Happy! 20th! Birthday! Yahoo!

20 cake

Earlier I posted that Yahoo had lost market share in February, despite now being the default search engine in Firefox for US users. But boy do I feel churlish now as it turns out today is Yahoo’s birthday, and I’m sure with a bit of thought I could have come up with a better gift.

Yahoo is officially 20 years old, and while the company has certainly seen better days, it’s also survived through some turbulent times. In 2008 Microsoft tried to buy it for about $47.5bn, but Yahoo wanted to get more money, a move which backfired badly. Instead of a sale, the company ended up agreeing to outsource search to Bing, a move at the time my colleague Joe Wilcox described, rightly, as a "strange one". Microsoft, he said was "Dumb", and Yahoo was "Dumber".


Under the control of Marissa Mayer, ex-Google employee #20, Yahoo has failed to regain the importance and relevance it once enjoyed, but she has stabilized it, and made some smart moves -- buying Tumblr was one, increasing Flickr’s free storage to 1TB was another, and getting Yahoo Search into Firefox is a third -- even if that last one isn’t exactly paying dividends yet.

In a blog post headed "Thank You For The Last 20 Years" (which my colleague Mark Wilson rightly says sounds like a "going out of business" announcement) David Filo, Co-Founder & Chief Yahoo, says:

In 1995, Jerry and I started Yahoo to help people more easily navigate the web. We wanted to build a guide. When we came up with the idea, it wasn’t designed to be a business, it was simply something we found useful. When we realized other people found it useful, we were motivated to work on it even more.

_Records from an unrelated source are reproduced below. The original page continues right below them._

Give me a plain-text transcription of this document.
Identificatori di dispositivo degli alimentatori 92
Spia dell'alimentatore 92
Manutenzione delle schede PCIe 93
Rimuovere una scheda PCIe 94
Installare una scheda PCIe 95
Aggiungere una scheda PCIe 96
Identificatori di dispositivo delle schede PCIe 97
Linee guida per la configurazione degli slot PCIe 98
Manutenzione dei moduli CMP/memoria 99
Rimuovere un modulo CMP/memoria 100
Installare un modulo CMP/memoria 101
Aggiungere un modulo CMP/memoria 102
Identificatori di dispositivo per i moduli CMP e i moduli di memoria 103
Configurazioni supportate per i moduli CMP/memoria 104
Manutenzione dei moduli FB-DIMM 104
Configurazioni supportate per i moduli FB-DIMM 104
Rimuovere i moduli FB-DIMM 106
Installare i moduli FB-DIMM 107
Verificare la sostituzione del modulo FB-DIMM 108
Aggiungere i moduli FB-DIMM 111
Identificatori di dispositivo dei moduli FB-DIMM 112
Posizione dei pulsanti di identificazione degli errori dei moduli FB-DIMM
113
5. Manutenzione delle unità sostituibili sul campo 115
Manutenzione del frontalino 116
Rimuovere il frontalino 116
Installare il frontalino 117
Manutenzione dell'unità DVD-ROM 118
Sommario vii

Twenty years later, the core of Yahoo is still the same.  We are driven by the same purpose -- to be your guide around the web. You may not know how much you motivate us every day by using our products and sharing your ideas, but you do. Thank you.

Technology is about constant reinvention.  Every day brings something new and in many ways, it feels like we’re just getting started. We’re in a different place than we were 20 years ago, but the best opportunities lie ahead. We want to continue building products that you love and that might make your lives better.

Thank you again for coming to Yahoo every day and inspiring us for the last two decades. I can’t wait to see what the next 20 years brings.

Technology is about constant reinvention, that’s true. Look at companies like Microsoft and Apple which have not only been around for decades, they’ve managed against all odds to stay at the top of their game. Apple is the most valuable company in the world, and Microsoft has numerous billion dollar businesses. Even young whippersnapper Google knows how important reinvention is.

Yahoo isn’t a company that’s managed to master the art of reinvention -- yet. But if it wants to be around for another 20 years, it will have to find a way to do so. The best opportunities probably do lie ahead for Yahoo, but whether it will be smart enough to grab them remains to be seen.

And yes, I know that headline is far, far too obvious.